Specifically, plaintiffs alleged that the Board allowed Attachmate to partner with two of the Company’s principal stockholders when submitting its preliminary proposal and authorized J.P. Morgan to seek potential financing sources for Attachmate, while not providing these benefits to Party C and other potential acquirors. Additionally, plaintiffs alleged that the Board unreasonably decided to pursue the Attachmate bid without seeking an increased bid from Party C before granting exclusivity to Attachmate, despite the fact that Party C had submitted a higher bid than Attachmate at two stages in the process. Finally, plaintiffs claimed that the Board withheld information from Party C that was shared with Attachmate, including information about the potential sales of Novell’s other businesses and its patent portfolio, that may have incentivized Party C to increase its bid. As a result of these actions, plaintiffs alleged that the Board guided the outcome of the sales process toward a transaction with Attachmate and deprived stockholders of the opportunity to obtain a higher price for their shares.

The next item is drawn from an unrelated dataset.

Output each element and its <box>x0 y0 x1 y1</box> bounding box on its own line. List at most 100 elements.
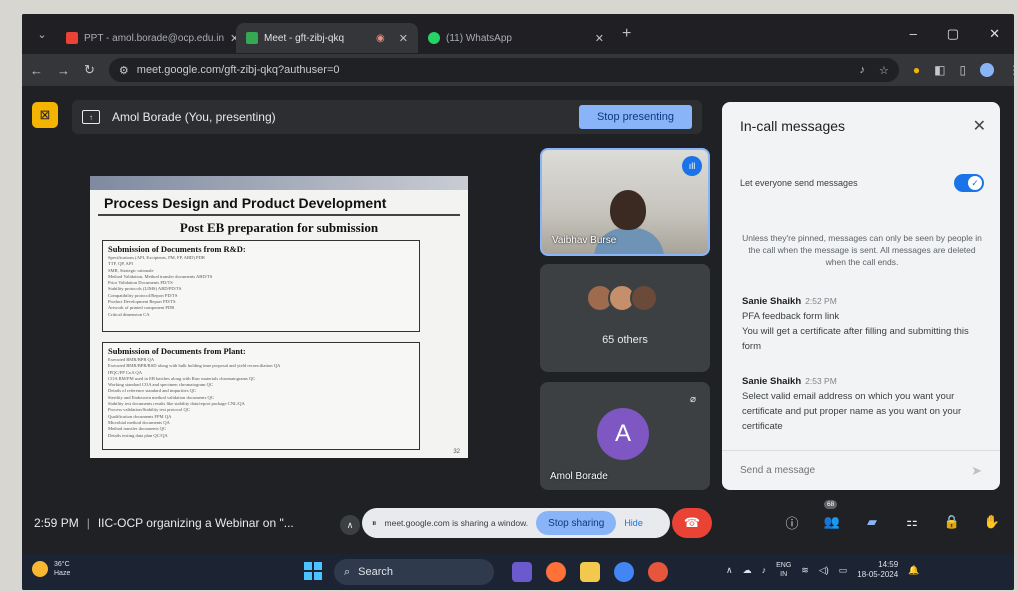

In addressing the process claims, the Court of Chancery noted that where, as here, a corporation has a Section 102(b)(7) exculpation provision in its certificate of incorporation and the sale process has been run by concededly independent and disinterested directors, the complaint must adequately allege that the board of directors’ conduct amounts to bad faith to survive a motion to dismiss. The Court stated that one way for plaintiffs to meet this standard would be to show that the Board’s conduct was “so far beyond the bounds of reasonable judgment that it seems essentially inexplicable on any ground other than bad faith.” 2013 WL 322560, at *10.

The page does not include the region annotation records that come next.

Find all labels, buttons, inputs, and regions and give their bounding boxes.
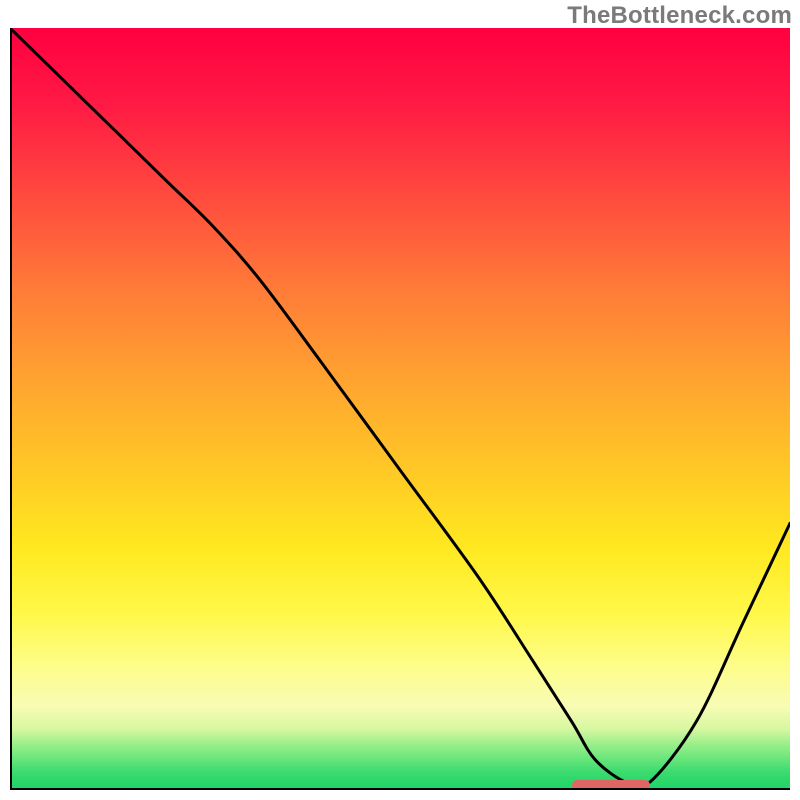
line-svg: [10, 28, 790, 790]
target-marker: [572, 780, 650, 790]
watermark-text: TheBottleneck.com: [567, 2, 792, 30]
bottleneck-curve: [10, 28, 790, 788]
plot-area: [10, 28, 790, 790]
chart-stage: TheBottleneck.com: [0, 0, 800, 800]
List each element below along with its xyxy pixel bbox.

The Court of Chancery concluded that the Board’s alleged conduct created a reasonable inference that the Novell directors and their financial advisor “treated Party C in a way that was both adverse and materially different from the way they treated Attachmate.” Id. at *9. Specifically, the Court questioned the Board’s decision not to tell Party C about the proceeds of the patent sale, while keeping Attachmate fully informed of the various strategic options Novell was considering throughout the process. While acknowledging that potential bidders need not be treated equally in all circumstances and that there may have been a plausible explanation for the Board’s conduct, the Court stated that, at the motion to dismiss stage, the Court did not have access to any factual justifications for the Board’s differential treatment of Attachmate and Party C. Accordingly, because it was reasonably conceivable that plaintiffs may be able to demonstrate that the Board’s conduct was in bad faith, exculpation under Section 102(b)(7) might be unavailable, and the Court concluded that the fiduciary duty claims against the Board must survive the motion to dismiss.
Following entry of the Court’s order with respect to plaintiff’s fiduciary duty claims, the Novell defendants moved for certification of an interlocutory appeal with respect to the bad faith claim. While the Court acknowledged that application of the reasonable conceivability standard in the context of a bad faith claim can be “challenging,” the Court refused to certify the appeal because the Novell defendants failed to demonstrate that the Court’s ruling established a legal right within the meaning of Delaware Supreme Court Rule 42(b). The Supreme Court subsequently refused to hear the interlocutory appeal.